Generalized Decision Diagrams: The game is not over yet!

Speaker:
Adnan Darwiche, Computer Science Department, University of California, Los Angeles, USA

Abstract:
Decision diagrams have played an influential role in computer science and AI over the past few decades, with OBDDs (Ordered Binary Decision Diagrams) as perhaps the most practical and influential example. The practical influence of OBDDs is typically attributed to their canonicity, their efficient support of Boolean combination operations, and the availability of effective heuristics for finding good variable orders (which characterize OBDDs and their size). Over the past few decades, significant efforts have been exerted to generalize OBDDs, with the goal of defining more succinct representations while retaining the attractive properties of OBDDs. On the theoretical side, these efforts have yielded a rich set of decision diagram generalizations.

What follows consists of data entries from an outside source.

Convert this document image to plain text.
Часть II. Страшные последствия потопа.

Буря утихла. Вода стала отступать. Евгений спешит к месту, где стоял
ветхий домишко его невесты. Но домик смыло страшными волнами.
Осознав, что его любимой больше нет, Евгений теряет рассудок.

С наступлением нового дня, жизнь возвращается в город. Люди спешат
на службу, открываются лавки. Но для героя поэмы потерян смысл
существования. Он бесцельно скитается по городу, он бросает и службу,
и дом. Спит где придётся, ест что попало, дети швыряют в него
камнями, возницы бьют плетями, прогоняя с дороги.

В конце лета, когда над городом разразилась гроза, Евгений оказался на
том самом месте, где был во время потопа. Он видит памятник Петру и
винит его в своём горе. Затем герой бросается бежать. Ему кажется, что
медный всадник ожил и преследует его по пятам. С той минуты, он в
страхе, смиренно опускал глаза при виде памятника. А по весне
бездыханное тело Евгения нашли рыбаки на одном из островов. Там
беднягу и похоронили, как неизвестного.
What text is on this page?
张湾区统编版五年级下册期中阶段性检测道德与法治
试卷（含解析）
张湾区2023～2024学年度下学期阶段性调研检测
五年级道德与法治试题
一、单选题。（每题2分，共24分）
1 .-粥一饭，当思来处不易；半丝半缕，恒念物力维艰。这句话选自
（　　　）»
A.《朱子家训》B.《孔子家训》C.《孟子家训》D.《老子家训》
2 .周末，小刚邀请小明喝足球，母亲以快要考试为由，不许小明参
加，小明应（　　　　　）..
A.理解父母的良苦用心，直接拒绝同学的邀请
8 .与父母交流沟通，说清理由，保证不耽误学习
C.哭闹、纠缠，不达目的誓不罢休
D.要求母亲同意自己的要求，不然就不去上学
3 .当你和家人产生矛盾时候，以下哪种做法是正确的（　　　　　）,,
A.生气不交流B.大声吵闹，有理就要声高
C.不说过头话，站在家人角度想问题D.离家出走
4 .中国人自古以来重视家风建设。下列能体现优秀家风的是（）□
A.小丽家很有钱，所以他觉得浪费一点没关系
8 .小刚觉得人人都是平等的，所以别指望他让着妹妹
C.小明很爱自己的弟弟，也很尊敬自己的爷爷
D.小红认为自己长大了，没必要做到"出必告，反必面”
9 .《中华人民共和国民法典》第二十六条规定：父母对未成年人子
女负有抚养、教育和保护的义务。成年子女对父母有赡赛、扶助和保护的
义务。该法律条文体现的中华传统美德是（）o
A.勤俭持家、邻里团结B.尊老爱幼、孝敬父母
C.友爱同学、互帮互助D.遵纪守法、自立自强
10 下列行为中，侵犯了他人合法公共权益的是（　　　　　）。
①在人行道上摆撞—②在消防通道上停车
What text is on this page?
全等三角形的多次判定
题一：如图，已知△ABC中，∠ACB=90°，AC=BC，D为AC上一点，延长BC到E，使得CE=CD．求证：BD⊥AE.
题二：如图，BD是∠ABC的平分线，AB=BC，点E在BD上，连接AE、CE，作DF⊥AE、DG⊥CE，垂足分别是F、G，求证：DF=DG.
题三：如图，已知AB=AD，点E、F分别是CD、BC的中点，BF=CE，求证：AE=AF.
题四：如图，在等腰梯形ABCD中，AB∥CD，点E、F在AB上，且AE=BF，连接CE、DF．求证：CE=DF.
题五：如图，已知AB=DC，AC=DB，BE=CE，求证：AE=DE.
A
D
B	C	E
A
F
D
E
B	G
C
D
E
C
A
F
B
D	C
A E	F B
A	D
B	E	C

Practially, however, OBDDs remain as the single most used decision diagram in applications. In this talk, I will discuss a recent line of research for generalizing OBDDs based on a new type of Boolean-function decompositions (which generalize the Shannon decomposition underlying OBDDs).

I will discuss in particular the class of Sentential Decision Diagrams (SDDs), which branch on arbitrary sentences instead of variables, and which are characterized by trees instead of total variable orders. SDDs retain the main attractive properties of OBDDs and include OBDDs as a special case. I will discuss recent theoretical and empirical results, and a soon-to-be-released open source package for supporting SDDs, which suggest a potential breakthrough in the quest for producing more practical generalizations of OBDDs.